The number of people in work in Northern Ireland rose by 1,380 over the quarter (and 14,020 in the year so far) to 778,890.
The region's rate of unemployment dropped a further 0.3 per cent to a record low of 2.8 per cent, which is below that for the UK as a whole (3.8 per cent) and the rate of both the Republic (4.6 per cent) and EU (6.3 per cent).
But a total of 331 redundancies were proposed in August, a significant increase on the previous monthly total of 90.
The latest market report also showed that there were 18,607 job vacancies in Northern Ireland in the May-July period.
However, according to small businesses boss Tina McKenzie, the latest strong employment figures "do not mean all is well".
The Federation of Small Businesses regional policy chair said: “While these positive stats should be welcomed, demonstrating the adaptability of Northern Ireland SMEs who continue to create jobs in a difficult climate, there are other warning signs that all is not well in the local economy.

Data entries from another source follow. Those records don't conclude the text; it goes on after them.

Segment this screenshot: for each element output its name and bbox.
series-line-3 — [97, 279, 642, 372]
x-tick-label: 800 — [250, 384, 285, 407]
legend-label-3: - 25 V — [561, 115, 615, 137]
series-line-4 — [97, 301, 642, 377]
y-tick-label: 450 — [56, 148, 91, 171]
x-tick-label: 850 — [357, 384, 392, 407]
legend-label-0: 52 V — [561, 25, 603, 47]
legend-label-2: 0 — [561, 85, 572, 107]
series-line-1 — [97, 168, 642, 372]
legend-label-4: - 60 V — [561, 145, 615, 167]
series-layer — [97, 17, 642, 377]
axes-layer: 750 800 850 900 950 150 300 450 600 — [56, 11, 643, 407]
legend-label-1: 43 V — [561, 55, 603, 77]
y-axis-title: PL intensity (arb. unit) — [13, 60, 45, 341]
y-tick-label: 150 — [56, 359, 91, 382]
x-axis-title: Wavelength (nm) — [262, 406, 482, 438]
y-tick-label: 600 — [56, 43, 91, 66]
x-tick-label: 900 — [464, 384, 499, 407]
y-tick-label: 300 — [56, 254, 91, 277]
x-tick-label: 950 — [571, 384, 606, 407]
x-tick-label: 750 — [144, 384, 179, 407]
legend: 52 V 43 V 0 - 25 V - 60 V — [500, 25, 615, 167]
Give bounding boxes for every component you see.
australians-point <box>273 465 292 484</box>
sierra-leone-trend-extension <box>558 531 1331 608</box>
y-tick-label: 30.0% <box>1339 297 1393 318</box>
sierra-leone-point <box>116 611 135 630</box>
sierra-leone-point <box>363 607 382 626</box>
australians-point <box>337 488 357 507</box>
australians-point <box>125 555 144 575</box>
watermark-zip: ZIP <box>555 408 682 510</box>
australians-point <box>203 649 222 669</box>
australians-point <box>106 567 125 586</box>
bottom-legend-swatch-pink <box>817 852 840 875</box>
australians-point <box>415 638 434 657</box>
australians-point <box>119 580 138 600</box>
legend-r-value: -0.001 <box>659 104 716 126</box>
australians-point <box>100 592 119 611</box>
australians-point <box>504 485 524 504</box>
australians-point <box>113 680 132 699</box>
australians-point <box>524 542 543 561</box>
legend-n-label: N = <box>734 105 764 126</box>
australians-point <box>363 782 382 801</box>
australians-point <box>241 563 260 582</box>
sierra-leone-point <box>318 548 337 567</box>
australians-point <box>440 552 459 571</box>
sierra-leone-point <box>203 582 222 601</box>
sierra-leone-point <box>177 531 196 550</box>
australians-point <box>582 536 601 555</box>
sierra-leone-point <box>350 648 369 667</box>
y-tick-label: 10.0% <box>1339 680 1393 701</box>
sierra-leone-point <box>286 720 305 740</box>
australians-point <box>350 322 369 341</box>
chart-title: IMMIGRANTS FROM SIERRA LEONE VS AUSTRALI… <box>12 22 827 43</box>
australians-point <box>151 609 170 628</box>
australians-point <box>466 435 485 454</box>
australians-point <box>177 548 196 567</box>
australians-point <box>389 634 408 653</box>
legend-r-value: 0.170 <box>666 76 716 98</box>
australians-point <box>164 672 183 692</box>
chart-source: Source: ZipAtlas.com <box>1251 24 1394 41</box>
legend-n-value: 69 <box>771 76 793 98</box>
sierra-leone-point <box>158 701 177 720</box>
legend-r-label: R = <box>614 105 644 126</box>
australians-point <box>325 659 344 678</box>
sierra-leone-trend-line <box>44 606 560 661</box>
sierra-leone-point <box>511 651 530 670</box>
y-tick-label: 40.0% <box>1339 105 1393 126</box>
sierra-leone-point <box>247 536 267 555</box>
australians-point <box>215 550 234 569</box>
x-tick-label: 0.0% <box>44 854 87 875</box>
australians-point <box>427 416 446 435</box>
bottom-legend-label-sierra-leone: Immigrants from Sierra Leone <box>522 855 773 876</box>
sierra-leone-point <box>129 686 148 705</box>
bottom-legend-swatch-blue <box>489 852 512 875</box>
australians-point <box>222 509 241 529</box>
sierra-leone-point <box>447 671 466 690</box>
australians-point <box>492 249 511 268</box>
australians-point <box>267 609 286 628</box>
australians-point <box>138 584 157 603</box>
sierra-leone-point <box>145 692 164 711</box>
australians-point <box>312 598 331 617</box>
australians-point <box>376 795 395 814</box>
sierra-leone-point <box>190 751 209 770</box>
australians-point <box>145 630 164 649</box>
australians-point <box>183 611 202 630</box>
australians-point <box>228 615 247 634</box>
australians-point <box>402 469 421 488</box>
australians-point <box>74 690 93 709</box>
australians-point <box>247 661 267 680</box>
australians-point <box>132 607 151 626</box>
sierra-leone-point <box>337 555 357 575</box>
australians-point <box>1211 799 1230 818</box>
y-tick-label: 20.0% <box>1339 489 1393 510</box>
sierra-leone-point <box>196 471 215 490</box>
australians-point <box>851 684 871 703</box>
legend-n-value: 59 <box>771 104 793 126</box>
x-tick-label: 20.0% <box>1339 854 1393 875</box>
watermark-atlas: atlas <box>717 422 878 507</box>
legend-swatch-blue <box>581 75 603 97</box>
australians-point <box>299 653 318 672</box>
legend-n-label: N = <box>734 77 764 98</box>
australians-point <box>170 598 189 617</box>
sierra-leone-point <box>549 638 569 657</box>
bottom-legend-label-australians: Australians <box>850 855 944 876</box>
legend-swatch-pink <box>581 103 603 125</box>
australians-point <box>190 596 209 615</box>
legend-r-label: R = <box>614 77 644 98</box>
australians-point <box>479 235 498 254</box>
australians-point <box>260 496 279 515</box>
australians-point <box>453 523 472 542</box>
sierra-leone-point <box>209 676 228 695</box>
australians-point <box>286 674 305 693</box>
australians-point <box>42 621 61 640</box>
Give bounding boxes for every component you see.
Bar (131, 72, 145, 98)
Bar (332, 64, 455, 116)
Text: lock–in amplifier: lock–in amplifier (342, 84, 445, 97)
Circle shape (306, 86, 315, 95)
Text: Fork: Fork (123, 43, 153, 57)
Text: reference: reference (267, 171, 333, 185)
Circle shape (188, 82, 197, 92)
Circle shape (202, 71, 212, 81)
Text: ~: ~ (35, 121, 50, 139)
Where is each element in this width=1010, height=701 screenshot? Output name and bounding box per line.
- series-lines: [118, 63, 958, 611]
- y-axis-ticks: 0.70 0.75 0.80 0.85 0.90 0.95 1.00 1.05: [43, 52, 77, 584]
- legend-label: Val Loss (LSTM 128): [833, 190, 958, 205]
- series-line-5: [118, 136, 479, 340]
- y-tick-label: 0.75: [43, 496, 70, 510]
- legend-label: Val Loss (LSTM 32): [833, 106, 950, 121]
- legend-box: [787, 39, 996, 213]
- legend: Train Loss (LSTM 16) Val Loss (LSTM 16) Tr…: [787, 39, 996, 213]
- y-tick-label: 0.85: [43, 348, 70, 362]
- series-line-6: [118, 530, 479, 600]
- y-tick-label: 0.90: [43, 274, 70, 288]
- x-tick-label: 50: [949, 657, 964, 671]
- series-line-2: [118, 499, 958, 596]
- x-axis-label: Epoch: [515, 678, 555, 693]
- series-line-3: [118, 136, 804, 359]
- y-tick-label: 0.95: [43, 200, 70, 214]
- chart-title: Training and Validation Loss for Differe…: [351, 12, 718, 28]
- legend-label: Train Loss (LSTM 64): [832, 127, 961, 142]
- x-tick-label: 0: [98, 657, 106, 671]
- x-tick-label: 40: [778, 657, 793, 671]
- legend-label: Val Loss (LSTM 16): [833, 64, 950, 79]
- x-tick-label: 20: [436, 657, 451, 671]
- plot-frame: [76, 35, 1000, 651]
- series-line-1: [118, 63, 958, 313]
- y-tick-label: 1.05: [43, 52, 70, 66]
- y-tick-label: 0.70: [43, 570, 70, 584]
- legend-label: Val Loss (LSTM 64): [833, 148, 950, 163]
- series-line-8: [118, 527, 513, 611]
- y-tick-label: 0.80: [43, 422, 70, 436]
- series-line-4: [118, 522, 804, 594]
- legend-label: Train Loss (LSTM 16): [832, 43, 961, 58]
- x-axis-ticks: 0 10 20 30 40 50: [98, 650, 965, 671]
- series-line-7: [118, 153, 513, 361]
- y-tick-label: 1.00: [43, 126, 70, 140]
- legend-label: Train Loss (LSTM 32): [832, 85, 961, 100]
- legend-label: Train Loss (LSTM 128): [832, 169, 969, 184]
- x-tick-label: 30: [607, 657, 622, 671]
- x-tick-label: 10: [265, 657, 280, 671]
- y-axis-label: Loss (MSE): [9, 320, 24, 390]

“Data released over the past week has shown that business start-ups in Northern Ireland have decreased by 15 per cent in 2018. Meanwhile, other research has shown output is down across all sectors of the economy, with manufacturing and construction particularly hit.
“In this context, FSB has called on the chancellor to bring forward an emergency budget to help stimulate the economy, by using measures such as cutting VAT and employers national insurance contributions."
Ms McKenzie added: “The best way politicians can rebuild confidence among local businesses is to find agreement which avoids a no-deal Brexit and restore devolved government so decisions can be made and key projects advanced.”
The high level of employment has also been linked to the record-high percentage of women aged between 16 and 64 in work, which UK-wide remained at 72.1 per cent.
Average earnings, which include bonuses, had the fastest rate of growth since May 2008 as they increased by 4 per cent compared with 3.8 per cent in the previous month.
David Freeman, head of labour market statistics for the Office for National Statistics, said: "The employment rate has remained fairly constant at a joint record high for some months now, while the unemployment rate was last lower at the end of 1974.
"Vacancies continue to fall back from recent record highs, with much of this decline coming from small businesses.
"Including bonuses, wages are now growing at 4 per cent a year in cash terms for the first time since 2008.
"Once adjusted for inflation, they have now gone above 2 per cent for the first time in nearly four years."